After a short eternity of this, they finally composed themselves, rearranged whatever they’d moved out of place, and left. Braig waited until he couldn’t hear their footsteps anymore—and a little longer, just to be sure—and then he closed his eye and tested the secret door with an apprehensive wince. He couldn’t help worrying that they’d stacked the supplies against the back wall, trapping him in some kind of Poe-inspired punishment for his hubris of daring to take a twenty-minute nap at work.

No such issue, fortunately. The false wall gave, nudging only one small bucket aside in the process. They really made a mess of the place, Braig noted, though he tried not to inspect his surroundings too closely. He decided to make a new year’s resolution after all: to stop entertaining any more of Isa’s shit about order and organization. The guy couldn’t even be bothered to stack a bucket properly. Not that Braig was about to touch it, either.

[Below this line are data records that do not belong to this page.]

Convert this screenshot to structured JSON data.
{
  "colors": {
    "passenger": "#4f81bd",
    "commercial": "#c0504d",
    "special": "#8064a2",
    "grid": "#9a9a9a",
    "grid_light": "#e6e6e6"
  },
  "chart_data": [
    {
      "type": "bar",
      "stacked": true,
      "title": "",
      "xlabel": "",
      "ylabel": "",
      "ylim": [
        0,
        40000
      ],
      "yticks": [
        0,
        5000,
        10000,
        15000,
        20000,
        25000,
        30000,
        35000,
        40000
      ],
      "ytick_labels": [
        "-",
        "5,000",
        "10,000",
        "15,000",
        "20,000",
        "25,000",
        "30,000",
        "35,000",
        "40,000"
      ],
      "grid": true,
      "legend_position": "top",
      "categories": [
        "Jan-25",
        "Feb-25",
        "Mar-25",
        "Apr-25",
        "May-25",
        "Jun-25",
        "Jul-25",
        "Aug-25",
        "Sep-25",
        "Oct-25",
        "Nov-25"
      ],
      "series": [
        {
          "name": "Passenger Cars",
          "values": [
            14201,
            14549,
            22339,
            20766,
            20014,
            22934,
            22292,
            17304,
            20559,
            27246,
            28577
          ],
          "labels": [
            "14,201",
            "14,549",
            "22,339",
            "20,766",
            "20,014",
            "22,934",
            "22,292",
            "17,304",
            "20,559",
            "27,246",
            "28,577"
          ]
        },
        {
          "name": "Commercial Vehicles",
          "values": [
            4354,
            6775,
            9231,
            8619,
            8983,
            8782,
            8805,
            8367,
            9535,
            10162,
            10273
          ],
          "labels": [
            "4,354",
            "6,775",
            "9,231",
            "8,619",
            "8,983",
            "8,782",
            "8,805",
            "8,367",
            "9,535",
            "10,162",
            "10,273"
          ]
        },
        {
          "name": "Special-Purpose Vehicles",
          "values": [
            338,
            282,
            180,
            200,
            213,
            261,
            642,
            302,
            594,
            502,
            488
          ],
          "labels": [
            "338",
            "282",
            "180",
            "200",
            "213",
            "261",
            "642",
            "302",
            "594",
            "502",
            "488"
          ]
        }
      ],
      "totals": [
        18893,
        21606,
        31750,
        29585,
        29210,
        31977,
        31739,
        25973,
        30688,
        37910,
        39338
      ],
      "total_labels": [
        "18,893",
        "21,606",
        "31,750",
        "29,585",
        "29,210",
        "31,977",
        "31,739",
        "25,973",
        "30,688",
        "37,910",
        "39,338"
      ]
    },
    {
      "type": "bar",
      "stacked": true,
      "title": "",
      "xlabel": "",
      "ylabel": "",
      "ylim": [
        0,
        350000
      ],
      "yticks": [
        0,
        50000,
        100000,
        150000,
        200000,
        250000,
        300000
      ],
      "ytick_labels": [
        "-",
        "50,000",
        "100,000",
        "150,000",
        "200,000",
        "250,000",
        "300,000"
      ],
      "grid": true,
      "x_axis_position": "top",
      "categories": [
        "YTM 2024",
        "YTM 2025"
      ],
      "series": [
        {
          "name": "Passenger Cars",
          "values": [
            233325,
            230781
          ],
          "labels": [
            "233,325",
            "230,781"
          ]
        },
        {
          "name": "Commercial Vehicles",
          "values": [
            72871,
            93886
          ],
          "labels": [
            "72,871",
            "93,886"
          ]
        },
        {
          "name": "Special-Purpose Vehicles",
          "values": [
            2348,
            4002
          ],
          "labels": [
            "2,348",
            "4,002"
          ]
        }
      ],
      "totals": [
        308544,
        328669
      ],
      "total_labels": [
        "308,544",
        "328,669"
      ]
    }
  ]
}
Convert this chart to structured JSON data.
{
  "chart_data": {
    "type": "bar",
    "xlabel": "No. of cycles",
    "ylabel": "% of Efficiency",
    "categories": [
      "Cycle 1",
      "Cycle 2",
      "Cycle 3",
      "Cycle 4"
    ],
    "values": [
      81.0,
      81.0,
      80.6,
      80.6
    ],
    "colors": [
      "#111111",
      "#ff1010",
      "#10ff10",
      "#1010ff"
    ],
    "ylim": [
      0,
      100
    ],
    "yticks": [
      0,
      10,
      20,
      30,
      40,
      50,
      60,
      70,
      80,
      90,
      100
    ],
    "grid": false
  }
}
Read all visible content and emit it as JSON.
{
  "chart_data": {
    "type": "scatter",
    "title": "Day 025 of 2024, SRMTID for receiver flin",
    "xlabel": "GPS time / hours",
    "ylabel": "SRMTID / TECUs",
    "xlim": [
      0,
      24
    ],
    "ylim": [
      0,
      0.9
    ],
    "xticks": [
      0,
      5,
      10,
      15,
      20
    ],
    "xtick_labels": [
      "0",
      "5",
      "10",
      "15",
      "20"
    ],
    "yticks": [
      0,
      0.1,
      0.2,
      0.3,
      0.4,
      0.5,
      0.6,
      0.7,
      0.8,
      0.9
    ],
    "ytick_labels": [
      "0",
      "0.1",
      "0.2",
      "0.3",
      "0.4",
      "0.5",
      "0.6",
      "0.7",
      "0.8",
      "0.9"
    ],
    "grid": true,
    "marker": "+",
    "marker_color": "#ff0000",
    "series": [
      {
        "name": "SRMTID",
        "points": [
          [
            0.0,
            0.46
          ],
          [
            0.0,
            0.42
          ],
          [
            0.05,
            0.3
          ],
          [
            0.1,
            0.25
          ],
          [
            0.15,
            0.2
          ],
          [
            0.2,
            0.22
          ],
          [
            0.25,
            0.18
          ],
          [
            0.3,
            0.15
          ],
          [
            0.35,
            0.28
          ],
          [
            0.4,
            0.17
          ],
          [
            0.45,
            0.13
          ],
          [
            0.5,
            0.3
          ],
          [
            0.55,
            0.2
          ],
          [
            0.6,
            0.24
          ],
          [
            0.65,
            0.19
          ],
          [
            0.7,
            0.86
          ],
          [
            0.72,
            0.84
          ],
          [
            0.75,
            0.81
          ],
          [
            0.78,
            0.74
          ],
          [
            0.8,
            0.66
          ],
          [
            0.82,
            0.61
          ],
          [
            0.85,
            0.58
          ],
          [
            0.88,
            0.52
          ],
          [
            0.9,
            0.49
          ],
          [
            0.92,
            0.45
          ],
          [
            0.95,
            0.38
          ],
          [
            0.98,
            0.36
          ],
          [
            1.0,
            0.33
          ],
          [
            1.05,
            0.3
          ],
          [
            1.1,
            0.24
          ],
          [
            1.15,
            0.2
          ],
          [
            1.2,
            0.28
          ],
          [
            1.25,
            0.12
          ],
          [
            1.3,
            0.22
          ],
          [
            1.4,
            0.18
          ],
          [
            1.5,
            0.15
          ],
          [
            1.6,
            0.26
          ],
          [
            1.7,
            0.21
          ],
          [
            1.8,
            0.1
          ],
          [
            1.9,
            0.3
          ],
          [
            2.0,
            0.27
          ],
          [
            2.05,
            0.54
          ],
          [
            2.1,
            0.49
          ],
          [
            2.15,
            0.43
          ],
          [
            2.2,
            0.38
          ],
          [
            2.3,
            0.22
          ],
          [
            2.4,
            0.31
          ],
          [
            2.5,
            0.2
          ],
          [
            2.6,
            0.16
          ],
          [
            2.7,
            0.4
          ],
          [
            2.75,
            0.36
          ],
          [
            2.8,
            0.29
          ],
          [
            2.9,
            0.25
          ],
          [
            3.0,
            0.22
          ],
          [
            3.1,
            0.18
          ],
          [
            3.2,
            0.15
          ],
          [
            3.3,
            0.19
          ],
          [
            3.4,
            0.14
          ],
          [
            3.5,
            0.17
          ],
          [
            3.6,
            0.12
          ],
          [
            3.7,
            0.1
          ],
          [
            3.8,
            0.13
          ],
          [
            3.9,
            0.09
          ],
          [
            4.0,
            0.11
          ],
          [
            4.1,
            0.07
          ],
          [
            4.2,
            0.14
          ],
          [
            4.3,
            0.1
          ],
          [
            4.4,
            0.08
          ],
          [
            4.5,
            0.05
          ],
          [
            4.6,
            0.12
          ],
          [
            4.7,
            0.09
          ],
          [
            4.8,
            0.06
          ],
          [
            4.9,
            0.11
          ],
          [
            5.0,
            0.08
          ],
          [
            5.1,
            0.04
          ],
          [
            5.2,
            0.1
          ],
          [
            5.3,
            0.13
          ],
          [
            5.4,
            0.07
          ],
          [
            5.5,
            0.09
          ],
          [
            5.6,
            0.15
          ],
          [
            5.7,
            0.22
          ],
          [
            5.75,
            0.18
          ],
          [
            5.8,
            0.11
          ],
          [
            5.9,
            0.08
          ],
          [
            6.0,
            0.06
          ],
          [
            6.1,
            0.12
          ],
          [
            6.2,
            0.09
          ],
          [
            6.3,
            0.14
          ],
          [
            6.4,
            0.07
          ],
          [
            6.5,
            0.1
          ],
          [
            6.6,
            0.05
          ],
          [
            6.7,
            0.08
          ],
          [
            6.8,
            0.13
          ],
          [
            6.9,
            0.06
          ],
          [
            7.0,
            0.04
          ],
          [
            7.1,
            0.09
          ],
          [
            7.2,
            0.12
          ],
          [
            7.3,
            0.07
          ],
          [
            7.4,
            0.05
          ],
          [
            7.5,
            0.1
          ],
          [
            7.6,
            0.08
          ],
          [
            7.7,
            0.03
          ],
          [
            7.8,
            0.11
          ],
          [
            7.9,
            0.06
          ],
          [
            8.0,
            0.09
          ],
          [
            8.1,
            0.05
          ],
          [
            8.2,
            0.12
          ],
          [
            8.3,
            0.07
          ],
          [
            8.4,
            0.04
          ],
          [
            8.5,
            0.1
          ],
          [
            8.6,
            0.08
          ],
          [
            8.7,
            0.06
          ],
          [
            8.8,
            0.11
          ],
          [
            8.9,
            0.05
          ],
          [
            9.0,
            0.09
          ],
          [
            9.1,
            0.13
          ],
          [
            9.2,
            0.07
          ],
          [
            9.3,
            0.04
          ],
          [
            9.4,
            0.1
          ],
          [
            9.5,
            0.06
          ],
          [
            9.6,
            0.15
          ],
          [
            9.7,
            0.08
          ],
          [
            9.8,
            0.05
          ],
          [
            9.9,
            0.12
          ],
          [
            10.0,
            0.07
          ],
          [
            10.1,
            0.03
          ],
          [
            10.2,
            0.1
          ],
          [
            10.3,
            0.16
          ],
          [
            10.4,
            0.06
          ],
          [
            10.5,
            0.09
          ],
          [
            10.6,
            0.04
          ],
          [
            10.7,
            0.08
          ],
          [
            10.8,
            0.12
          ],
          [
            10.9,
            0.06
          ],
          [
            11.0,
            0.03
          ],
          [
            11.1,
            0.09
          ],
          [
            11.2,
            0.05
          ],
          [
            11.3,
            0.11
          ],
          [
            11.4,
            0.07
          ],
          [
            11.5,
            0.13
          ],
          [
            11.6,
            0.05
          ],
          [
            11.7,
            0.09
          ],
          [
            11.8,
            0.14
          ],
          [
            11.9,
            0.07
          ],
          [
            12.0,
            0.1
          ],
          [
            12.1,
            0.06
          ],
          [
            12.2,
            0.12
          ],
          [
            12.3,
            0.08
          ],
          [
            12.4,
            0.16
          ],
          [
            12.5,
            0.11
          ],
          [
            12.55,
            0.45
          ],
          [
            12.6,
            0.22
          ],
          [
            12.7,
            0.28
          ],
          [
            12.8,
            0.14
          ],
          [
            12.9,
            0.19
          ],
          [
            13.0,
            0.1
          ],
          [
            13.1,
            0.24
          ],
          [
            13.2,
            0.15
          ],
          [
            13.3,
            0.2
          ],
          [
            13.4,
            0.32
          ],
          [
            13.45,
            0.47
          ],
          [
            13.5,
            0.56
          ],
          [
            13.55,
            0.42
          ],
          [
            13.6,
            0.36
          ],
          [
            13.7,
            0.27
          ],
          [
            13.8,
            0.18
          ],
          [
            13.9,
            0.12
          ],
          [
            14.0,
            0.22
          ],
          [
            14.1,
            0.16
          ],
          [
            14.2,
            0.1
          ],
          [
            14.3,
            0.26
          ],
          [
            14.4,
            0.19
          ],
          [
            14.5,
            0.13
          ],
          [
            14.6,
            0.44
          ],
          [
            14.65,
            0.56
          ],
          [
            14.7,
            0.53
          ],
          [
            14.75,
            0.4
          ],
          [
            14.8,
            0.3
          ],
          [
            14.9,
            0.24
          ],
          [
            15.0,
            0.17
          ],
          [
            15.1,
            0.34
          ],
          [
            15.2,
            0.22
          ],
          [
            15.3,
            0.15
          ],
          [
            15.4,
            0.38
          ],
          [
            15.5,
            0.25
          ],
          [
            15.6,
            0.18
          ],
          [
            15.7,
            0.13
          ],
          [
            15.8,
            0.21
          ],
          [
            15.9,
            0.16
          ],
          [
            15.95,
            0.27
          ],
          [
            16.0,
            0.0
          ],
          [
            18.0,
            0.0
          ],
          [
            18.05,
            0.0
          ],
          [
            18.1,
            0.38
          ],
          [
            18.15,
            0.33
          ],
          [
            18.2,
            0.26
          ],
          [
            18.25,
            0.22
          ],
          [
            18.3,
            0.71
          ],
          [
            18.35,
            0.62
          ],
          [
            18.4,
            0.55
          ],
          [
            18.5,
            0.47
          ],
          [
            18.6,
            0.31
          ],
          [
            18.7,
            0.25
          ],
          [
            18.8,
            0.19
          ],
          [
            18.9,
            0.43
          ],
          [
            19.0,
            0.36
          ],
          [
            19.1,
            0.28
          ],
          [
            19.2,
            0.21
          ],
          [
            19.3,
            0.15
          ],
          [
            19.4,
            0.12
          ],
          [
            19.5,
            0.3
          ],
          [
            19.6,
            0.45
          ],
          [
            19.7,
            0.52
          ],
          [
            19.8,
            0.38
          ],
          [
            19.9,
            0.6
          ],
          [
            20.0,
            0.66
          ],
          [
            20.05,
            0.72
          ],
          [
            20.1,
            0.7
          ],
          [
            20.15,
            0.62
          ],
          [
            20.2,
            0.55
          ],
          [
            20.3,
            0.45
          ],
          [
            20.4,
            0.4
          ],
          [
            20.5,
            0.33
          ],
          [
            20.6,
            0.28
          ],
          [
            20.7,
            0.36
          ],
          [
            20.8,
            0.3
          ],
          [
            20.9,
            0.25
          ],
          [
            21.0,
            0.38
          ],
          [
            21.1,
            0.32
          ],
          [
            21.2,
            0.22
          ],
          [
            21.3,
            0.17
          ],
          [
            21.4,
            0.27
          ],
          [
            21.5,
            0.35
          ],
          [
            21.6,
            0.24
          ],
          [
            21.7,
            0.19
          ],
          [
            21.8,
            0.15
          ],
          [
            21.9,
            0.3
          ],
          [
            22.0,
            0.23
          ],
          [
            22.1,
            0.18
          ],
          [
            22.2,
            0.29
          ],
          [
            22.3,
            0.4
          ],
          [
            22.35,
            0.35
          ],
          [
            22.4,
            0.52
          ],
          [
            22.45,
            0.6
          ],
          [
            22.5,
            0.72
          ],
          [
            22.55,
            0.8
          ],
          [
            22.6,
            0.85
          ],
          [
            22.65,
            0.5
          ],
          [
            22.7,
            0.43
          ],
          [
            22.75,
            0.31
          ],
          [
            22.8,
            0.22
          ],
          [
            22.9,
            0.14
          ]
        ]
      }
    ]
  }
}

He made it out without coming into contact with anything, genuinely impressed at both his skill and his luck, working in tandem to help him escape the latest in a long line of ridiculous situations. He hit the lights and had almost closed the door when he happened to look up.

Ienzo was standing dead center in the hallway, staring him down. Braig stared back, his arm still inside the closet, holding onto the doorknob. He glanced over his shoulder, down the other end of the hallway, then back at Ienzo again. “What’re _you_ doin’ back here?”

“The bathrooms are, uh…kind of crazy right now. Aeleus said I could—well, strongly advised me to use the employee restroom.” He continued to look Braig over, then nodded once at the closet. “What were _you_ doing?”

Braig pulled the door shut and leaned his shoulder against it, crossing his arms. “Lookin’ for your dad.”

Ienzo’s confusion was fleeting, but it was one of the most psychologically gratifying moments of Braig’s life. Almost as gratifying as seeing the exact moment that his response clicked. Ienzo grimaced, too caught off guard for a comeback and too morally offended to waste one on Braig, anyway. He hurried down the hall without a second glance, and Braig sighed contentedly, relaxing against the door to enjoy the final two minutes and fourteen seconds of his break. This holiday was still massively overhyped, in his opinion. But he had to admit, there were worse ways to usher in the new year.

**Notes for the Chapter:**

> I wanted to challenge myself to write a sex scene without _actually_ writing a sex scene. For what it's worth, I think if Isa found out that he accidentally trapped Braig in his own hiding place the entire time, he'd find it hilarious. And then he'd dismantle said hiding place so Braig could never take a nap at work again.
> 
> Anyway...whew. Five sections down, two more to go. Almost every chapter I've posted up till now was written sometime last year, with just a few exceptions, so from here on out, updates will be a little slower. I'm tentatively aiming for once a week, but no promises. I do have the rest of this story outlined pretty thoroughly, though, so I should be able to stay more or less on target.
> 
> Thank you all so much for reading, commenting, kudo-ing, or accidentally clicking on the title and giving my hit counter a freebie. Whatever your contribution was, I appreciate it <3 Hope you've enjoyed this story so far, and I'll see you in the new year!